Figure 2. Effect of HK2 modulation in human RA FLS migration and invasion.

A) RA FLS were transfected with either siRNA control, siRNA HK1 or siRNA HK2 as detailed in methods. Representative images of invasion area (upper panels) and migration (lower panels) are shown. Quantification, as detailed in methods, of area of invasion and migration after PDGF stimulation for 24 hrs are shown. Results are average of 3 different RA FLS lines. Values are the mean ± SEM. B) RA FLS were infected with Ad-GFP, Ad-hHK1 or Ad-hHK2 as detailed in methods. Representative images of invasion area (upper panels) and migration (lower panels) are shown. Quantification, as detailed in methods, of area of invasion and migration after PDGF stimulation for 24 hrs. are shown.
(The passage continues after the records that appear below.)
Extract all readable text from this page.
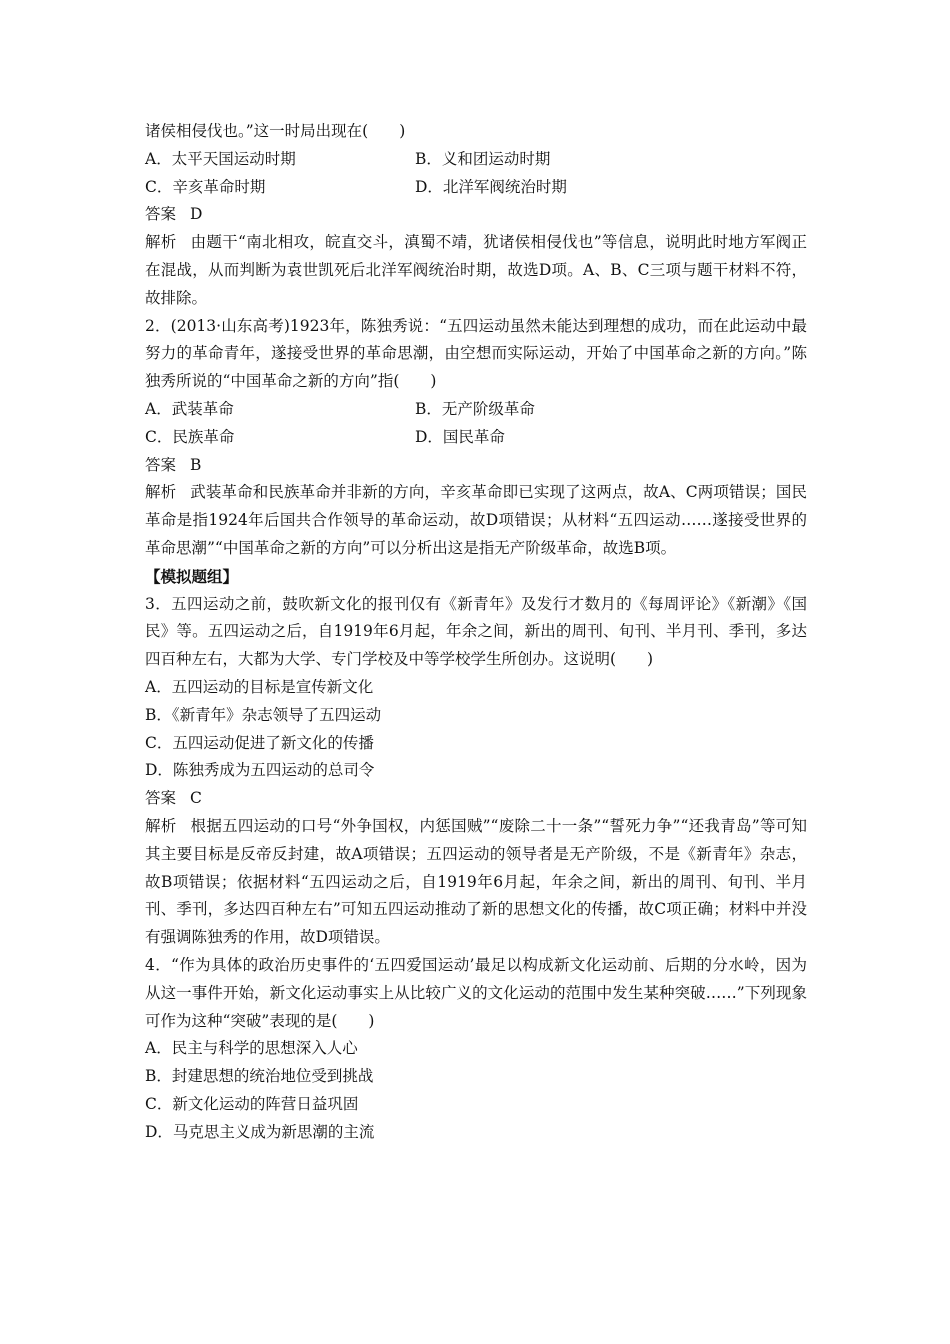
诸侯相侵伐也。”这一时局出现在(　　)
A．太平天国运动时期	B．义和团运动时期
C．辛亥革命时期	D．北洋军阀统治时期
答案 D
解析 由题干“南北相攻，皖直交斗，滇蜀不靖，犹诸侯相侵伐也”等信息，说明此时地方军阀正在混战，从而判断为袁世凯死后北洋军阀统治时期，故选D项。A、B、C三项与题干材料不符，故排除。
2．(2013·山东高考)1923年，陈独秀说：“五四运动虽然未能达到理想的成功，而在此运动中最努力的革命青年，遂接受世界的革命思潮，由空想而实际运动，开始了中国革命之新的方向。”陈独秀所说的“中国革命之新的方向”指(　　)
A．武装革命	B．无产阶级革命
C．民族革命	D．国民革命
答案 B
解析 武装革命和民族革命并非新的方向，辛亥革命即已实现了这两点，故A、C两项错误；国民革命是指1924年后国共合作领导的革命运动，故D项错误；从材料“五四运动……遂接受世界的革命思潮”“中国革命之新的方向”可以分析出这是指无产阶级革命，故选B项。
【模拟题组】
3．五四运动之前，鼓吹新文化的报刊仅有《新青年》及发行才数月的《每周评论》《新潮》《国民》等。五四运动之后，自1919年6月起，年余之间，新出的周刊、旬刊、半月刊、季刊，多达四百种左右，大都为大学、专门学校及中等学校学生所创办。这说明(　　)
A．五四运动的目标是宣传新文化
B．《新青年》杂志领导了五四运动
C．五四运动促进了新文化的传播
D．陈独秀成为五四运动的总司令
答案 C
解析 根据五四运动的口号“外争国权，内惩国贼”“废除二十一条”“誓死力争”“还我青岛”等可知其主要目标是反帝反封建，故A项错误；五四运动的领导者是无产阶级，不是《新青年》杂志，故B项错误；依据材料“五四运动之后，自1919年6月起，年余之间，新出的周刊、旬刊、半月刊、季刊，多达四百种左右”可知五四运动推动了新的思想文化的传播，故C项正确；材料中并没有强调陈独秀的作用，故D项错误。
4．“作为具体的政治历史事件的‘五四爱国运动’最足以构成新文化运动前、后期的分水岭，因为从这一事件开始，新文化运动事实上从比较广义的文化运动的范围中发生某种突破……”下列现象可作为这种“突破”表现的是(　　)
A．民主与科学的思想深入人心
B．封建思想的统治地位受到挑战
C．新文化运动的阵营日益巩固
D．马克思主义成为新思潮的主流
Results are average of 3 different RA FLS lines. Values are the mean ± SEM. C) A) qPCR analysis of the indicated genes in RA FLS 72 hrs. after ad-GFP, ad-HK1 and ad-HK2 infection. Results are average of 5 different RA FLS lines. Values are shown as mean ± SEM. * =p<0.05; **=p<0.01. D) left: RNA levels of GLUT1 in RA FLS, 72 hrs. after ad-GFP, ad-HK1 or ad-HK2 infection. Results are average of 3 different RA FLS lines. Values are the mean ± SEM. Right: RA FLS were infected with ad-GFP, ad-HK1 or ad-HK2. Media was changed 48 hrs. after infection and lactate was measured in the supernatants at 2 hrs. and at 4 hrs. Data are pooled from thee technical replicates, and 3 different RA FLS lines. Values are the mean ± SEM. E) RA FLS were infected with Ad-GFP or Ad-hHK2 as detailed in methods. Representing images and quantification are shown of area of invasion after PDGF stimulation for 24 hrs. in the presence or absence of 10uM 7AAC. Results are average of 3 different RA FLS lines. Values are the mean ± SEM. * =p<0.05, **p<0.01, ***p<0.001.